In some factories we work with, an SMT machine automatically sends a signal to the MES when a component needs to be replenished; the MES in turn forwards it to the automated warehouse system. The system prioritizes the order, and the operator locates the component in the warehouse and triggers the replenishment procedure in the inventory management system. The component is then placed at a collection station and an autonomous guided vehicle (AGV) collects and transports it to the SMT line where it is needed. When the AGV leaves the stockroom, the technician is alerted via text so that he or she is ready at the SMT line to load the material when it arrives at SMT line.
This sort of process, relatively simple when the right data connections are in place, minimizes line down situations, and enables “automated backflushing” of components for better materials and inventory management. These capabilities clearly benefit supply chain and inventory management, and can be programmed to fit specific shop floor scenarios.

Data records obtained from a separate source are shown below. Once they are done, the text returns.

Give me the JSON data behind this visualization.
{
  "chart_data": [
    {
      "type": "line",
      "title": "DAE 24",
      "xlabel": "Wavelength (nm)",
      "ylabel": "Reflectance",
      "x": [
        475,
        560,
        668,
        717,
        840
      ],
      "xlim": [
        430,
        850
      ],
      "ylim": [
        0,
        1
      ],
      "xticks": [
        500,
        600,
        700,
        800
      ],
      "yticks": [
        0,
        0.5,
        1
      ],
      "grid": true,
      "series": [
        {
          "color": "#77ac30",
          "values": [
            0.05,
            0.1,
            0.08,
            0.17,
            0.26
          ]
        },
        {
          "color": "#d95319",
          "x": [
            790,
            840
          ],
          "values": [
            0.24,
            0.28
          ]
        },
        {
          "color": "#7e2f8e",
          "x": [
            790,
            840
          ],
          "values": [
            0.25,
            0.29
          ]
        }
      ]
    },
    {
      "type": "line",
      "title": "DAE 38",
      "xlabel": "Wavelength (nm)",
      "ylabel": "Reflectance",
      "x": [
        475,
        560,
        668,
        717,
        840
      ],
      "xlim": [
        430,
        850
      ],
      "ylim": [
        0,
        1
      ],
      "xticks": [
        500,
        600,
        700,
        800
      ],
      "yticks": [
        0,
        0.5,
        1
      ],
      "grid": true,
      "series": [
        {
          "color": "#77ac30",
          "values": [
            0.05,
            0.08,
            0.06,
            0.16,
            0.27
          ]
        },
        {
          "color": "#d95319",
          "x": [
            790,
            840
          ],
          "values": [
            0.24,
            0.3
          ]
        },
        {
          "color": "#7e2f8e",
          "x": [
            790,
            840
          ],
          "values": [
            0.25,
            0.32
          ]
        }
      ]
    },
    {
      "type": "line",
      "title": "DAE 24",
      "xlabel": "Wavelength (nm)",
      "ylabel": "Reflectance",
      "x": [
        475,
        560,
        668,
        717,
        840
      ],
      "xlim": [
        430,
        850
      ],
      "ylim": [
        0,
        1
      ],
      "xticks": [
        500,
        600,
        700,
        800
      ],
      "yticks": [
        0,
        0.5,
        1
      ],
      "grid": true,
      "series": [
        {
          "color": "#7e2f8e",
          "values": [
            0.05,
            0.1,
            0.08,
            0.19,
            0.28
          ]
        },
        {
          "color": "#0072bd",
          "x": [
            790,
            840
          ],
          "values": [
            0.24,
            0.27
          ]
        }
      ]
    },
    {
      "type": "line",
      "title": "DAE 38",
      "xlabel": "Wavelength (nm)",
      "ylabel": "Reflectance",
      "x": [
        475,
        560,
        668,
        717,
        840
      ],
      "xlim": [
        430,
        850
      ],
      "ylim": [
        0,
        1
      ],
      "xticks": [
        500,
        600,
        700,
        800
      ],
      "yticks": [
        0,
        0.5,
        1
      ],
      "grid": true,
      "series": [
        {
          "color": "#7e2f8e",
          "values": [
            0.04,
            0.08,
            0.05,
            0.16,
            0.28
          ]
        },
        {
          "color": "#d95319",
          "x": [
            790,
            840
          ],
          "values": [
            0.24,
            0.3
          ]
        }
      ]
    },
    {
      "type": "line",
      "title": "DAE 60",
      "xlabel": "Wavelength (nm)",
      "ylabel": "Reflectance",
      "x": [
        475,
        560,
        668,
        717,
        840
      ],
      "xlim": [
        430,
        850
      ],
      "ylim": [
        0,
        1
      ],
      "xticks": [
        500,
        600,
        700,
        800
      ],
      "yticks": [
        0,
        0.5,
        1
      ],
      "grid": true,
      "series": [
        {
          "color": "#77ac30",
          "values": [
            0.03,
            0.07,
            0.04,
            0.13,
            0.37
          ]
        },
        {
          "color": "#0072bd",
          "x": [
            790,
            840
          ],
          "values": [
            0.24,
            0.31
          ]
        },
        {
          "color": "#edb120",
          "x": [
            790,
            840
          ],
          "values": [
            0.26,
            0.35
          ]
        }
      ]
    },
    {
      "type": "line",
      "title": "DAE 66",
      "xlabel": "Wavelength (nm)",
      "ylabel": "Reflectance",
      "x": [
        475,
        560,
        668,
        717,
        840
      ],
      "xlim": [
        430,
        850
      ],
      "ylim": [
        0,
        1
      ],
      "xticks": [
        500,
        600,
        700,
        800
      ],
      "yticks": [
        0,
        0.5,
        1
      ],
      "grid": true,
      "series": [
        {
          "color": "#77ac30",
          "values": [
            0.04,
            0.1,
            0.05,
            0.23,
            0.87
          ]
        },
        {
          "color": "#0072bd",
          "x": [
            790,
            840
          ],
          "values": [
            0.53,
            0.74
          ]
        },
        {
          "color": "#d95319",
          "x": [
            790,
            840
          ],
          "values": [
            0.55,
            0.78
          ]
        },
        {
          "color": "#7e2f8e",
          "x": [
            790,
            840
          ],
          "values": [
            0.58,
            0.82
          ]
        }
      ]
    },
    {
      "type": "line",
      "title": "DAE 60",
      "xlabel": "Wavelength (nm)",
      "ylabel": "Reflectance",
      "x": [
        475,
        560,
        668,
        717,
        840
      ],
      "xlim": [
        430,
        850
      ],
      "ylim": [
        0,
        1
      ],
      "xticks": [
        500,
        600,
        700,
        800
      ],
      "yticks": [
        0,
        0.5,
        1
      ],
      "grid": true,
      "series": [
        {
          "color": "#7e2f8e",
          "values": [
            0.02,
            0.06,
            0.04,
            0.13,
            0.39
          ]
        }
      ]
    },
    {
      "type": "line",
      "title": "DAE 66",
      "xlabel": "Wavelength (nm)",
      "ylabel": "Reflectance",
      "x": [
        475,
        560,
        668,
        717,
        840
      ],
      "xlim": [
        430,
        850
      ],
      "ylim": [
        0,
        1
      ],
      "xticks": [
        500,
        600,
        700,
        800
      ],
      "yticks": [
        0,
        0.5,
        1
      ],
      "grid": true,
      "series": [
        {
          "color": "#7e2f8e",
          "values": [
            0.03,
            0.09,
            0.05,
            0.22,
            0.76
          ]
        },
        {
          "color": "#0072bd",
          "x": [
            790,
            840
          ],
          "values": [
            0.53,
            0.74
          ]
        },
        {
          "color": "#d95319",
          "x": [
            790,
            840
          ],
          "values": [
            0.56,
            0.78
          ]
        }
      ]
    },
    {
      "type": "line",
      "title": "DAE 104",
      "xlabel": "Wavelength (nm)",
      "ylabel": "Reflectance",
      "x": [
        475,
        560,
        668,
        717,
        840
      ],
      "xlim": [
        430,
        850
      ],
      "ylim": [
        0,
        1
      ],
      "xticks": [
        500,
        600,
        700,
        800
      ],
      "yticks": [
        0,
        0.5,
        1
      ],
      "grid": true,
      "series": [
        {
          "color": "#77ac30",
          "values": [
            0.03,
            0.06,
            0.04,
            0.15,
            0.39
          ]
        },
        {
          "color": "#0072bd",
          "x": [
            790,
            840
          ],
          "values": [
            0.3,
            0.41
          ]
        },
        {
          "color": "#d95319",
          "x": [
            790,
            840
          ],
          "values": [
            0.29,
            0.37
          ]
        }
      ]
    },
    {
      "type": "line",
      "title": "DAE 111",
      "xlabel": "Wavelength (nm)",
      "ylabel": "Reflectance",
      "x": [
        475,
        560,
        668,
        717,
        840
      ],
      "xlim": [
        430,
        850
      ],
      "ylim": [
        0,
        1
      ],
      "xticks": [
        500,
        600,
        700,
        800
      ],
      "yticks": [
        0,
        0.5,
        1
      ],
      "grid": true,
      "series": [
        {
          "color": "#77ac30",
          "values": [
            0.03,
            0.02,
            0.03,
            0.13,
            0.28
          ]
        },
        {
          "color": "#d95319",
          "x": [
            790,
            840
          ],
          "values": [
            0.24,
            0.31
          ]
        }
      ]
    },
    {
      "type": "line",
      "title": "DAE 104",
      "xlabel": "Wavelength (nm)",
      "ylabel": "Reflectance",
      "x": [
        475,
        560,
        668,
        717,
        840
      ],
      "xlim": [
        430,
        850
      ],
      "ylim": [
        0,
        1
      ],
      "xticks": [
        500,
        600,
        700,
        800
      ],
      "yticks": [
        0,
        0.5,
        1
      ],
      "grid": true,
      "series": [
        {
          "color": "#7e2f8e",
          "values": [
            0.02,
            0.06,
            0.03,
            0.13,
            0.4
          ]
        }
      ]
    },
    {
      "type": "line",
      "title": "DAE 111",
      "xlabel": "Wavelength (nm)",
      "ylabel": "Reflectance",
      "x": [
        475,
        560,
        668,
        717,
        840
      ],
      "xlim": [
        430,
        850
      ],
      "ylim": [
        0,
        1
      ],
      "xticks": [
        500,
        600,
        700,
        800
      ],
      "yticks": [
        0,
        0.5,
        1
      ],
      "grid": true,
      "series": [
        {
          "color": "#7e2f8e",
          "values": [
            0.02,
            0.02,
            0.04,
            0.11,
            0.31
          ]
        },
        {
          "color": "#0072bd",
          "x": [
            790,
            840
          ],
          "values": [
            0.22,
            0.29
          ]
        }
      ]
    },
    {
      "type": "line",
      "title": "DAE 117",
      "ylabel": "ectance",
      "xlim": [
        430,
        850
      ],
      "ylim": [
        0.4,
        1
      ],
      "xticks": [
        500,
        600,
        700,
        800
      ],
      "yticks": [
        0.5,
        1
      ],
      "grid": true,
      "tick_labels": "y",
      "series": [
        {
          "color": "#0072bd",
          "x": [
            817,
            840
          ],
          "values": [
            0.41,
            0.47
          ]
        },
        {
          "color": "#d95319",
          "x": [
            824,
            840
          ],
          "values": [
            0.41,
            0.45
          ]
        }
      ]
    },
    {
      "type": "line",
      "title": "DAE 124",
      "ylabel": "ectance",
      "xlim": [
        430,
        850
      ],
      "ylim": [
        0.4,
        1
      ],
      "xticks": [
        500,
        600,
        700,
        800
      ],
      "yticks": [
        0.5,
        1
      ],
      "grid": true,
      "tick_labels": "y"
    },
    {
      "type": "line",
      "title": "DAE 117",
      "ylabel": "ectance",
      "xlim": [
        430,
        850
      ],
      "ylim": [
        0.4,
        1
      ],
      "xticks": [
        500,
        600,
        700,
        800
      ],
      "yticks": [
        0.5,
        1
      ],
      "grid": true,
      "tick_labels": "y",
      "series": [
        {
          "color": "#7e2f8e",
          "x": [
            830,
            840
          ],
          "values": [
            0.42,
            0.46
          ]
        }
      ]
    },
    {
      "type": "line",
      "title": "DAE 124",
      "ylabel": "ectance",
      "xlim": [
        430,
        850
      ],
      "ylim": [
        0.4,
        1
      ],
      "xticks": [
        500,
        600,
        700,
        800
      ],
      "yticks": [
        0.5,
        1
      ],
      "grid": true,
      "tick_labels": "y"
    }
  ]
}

Apply manufacturing technology the right way in 2019
For many manufacturers, change equals risk. Disruption in their supply chain or factories can cost millions, and also impact a brand or a company’s reputation. Given this, many manufacturers are understandably reluctant to embrace far-reaching changes to their traditional industrial infrastructure and processes. However, manufacturers can start down this path by resetting expectations and asking their personnel to think differently.
With the examples described above, we’ve seen the power of new, but now proven manufacturing systems. This technology has been implemented by some companies already, and presents an opportunity for others in 2019.
Everyone – including executive teams – must recognize that the path to digital manufacturing is going to be different than previous operational changes. In the factory of the future, technology, including the right information technology, is as vital as continuous improvement.